Really, Nebraska is in a similar situation with Purdue. Missing spring doesn’t completely derail the goals the Huskers have for the 2020 season, but it’s the idea of the younger talent and early enrollees who could’ve sped up the transition process.

Nebraska did make a change at offensive coordinator, hiring Matt Lubick. And while having the spring to get adjusted to having him on the sidelines would’ve been nice, it’s hard to imagine anything drastically changes on that side of the football with Scott Frost in charge. The skill position players should be fine, but it’s the offensive line that could’ve used a little extra work.

The biggest area of concern will be Nebraska’s defensive line, which lost all of its starters from a year ago. Obviously getting guys acclimated into more prominent roles up front would’ve been a serious advantage for the Huskers. Now Erik Chinander will have to wait until summer or fall to get his depth chart solidified up front.

With Nebraska having a gauntlet on the back end of the schedule, the Huskers really needed to hit the ground running in 2020. But it may take a few weeks for the team to find a rhythm in the third year under Frost.

Northwestern Wildcats

Northwestern was a worthy candidate to land on this list simply because of a 3-9 record from last season and it could use spring to eliminate some of the uncharacteristic issues it endured last season — penalties, turnovers, miscommunication, etc. On that front, yes, Pat Fitzgerald absolutely needed the spring.

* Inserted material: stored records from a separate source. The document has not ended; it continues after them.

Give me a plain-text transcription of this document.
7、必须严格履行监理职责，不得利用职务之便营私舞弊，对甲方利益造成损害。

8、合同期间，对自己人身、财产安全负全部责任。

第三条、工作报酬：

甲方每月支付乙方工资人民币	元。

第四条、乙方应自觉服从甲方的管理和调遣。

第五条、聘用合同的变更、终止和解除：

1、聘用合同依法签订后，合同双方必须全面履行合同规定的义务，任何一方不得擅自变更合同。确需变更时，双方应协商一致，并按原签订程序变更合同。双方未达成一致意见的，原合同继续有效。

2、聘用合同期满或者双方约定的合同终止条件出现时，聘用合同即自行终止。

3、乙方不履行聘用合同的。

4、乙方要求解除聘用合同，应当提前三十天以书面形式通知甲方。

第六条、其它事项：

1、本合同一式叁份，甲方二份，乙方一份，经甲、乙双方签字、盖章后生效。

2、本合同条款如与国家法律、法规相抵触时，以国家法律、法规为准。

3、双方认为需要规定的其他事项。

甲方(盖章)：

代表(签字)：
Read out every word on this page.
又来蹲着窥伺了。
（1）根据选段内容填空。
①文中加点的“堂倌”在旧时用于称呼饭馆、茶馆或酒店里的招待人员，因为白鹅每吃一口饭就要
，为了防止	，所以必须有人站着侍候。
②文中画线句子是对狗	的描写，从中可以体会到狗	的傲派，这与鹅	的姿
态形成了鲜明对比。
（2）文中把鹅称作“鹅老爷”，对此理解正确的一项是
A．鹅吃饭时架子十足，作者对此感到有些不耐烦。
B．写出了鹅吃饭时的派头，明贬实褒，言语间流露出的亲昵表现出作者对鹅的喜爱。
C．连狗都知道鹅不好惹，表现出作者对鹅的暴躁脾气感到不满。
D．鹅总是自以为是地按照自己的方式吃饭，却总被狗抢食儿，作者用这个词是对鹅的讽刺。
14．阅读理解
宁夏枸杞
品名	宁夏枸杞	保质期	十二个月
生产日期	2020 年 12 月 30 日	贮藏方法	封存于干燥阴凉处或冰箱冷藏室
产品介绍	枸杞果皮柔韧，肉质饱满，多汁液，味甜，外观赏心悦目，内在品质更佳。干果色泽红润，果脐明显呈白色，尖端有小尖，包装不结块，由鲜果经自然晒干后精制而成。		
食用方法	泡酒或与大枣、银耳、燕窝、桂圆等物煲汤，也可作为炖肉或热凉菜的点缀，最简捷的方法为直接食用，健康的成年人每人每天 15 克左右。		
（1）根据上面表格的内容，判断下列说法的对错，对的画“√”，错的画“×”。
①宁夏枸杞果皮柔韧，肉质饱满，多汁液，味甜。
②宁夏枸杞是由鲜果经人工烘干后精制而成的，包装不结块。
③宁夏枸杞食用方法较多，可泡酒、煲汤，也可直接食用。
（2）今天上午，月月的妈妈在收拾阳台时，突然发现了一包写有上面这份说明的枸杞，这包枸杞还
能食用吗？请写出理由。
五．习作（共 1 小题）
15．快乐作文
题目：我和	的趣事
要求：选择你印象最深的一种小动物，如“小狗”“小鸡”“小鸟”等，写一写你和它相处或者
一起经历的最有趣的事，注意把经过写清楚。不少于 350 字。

On the other hand, the Wildcats are always pretty sound defensively and, when the offense isn’t stagnant, keeps the team in games pretty frequently. Even though it was a down year in Evanston, Fitzgerald has earned the benefit of the doubt when it comes to fielding a defense that can hold its weight against anyone in the conference.

The big question is on offense, with new coordinator Mike Bajakian stepping in for Mick McCall. Northwestern desperately needed time to get things right on that side of the ball, learn the new offense and produce something better than 2019. The addition of Peyton Ramsey should counter some of those problems, as he’s been one of the most accurate passers in the B1G the last two seasons and has a knack for moving the chains.